Em As doze cores do vermelho, a pintura representa um espaço de transgressão, onde a

protagonista traça “seus gritos e silêncios”, as “formas informes” e as “cores além das cores”

(ADCV, p. 15). Ao pintar quadros que denotam a liberdade de pensamento e de criação, a

pintora transgride, pois desafia os padrões de “racionalidade” do mundo Ocidental,

representado pela figura do marido:

O sono de seu marido e os dele olhos fechados mais fechados no peso de

mais roncando. Na cadeira a roupa preparada para o dia seguinte. Terno

cinza gravata azul-marinho. Na mesa-de-cabeceira os dois despertadores e

no pulso os dois relógios de pulso. Nos sapatos as meias dobradinhas e

viradas já prontas para calçar. Os olhos dele fechados e os de você olhos

abertos mais. (ADCV, p. 39).

O marido é um homem metódico, que trabalha vendendo seguros e aparece sempre

carregando a pasta preta e os dois relógios. Estes objetos indicam a personalidade sisuda e

grave do patriarca burguês representante do individualismo racional do sujeito cartesiano.

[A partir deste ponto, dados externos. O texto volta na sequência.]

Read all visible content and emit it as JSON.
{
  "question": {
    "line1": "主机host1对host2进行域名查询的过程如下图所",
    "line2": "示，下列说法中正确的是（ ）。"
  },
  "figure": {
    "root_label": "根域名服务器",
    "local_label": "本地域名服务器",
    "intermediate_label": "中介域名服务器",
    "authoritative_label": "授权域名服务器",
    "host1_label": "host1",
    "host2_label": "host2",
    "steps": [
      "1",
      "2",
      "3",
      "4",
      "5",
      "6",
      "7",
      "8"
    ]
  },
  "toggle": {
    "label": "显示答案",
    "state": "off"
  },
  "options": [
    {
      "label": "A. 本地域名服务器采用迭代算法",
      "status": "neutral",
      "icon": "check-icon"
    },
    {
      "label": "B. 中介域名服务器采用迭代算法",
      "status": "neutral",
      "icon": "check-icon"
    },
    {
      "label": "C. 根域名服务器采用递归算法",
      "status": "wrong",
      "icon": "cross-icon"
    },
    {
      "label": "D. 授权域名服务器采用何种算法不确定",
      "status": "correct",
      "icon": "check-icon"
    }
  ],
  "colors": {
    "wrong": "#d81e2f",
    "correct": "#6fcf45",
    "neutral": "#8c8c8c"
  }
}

Alheio aos anseios da pintora, ele só se preocupa em cumprir as obrigações com o seu

trabalho: “De noite você vê seu marido repassando as fichas para conferir quando vai vencer o

seguro dos clientes. Carro. Imóveis. Vida. Todos querem segurança garantia certeza.” (ADCV,

p. 21). As características do marido apresentam o traço marcante da alienação capitalista no

mundo contemporâneo, o que lhe impossibilita compreender ou aceitar a criação artística da

pintora.

As imagens das telas expressam a intimidade subjetiva de seus desejos e inquietações,

que passam ao largo do entendimento do marido, mesmo quando ela se esforça para explicá-

los: “Ela explicará ao marido o canto noturno da cigarra estelar. O marido sorrindo devagar e

mostrando que lugar de cigarra cantar é debaixo do sol. Rio e pedra.” (ADCV, p. 25). A

dificuldade, ou talvez, a incapacidade de entendimento das pinturas, não é só do marido, mas

também da amiga loura e da professora do tempo da infância, que são personagens

representantes do discurso patriarcal, seguidores do modelo limitado e objetivo da

racionalidade cartesiana Ocidental.

A pintora lança mão de imagens poéticas para nomear os quadros, as quais traduzem

metaforicamente traços da sua subjetividade: “o canto noturno da cigarra estelar”; “doze

83

badaladas da meia noite ressoando no meio do dia”; “espirais em fuga”; “gritos escarpas e

dunas desertas”; “luz e labaredas em vermelhos e desvermelhos cavados de roxo e ultra-

roxo”; “uma mulher sombra no rosto menos e doze estrelas no cabelo mais e quatro cigarras

cegas na mão demais”. Somente personagens como o marido da amiga loura, o dono da

galeria da praia, o professor de desenho, que compartilham uma sensibilidade tal qual a da

protagonista, conseguem produzir significados.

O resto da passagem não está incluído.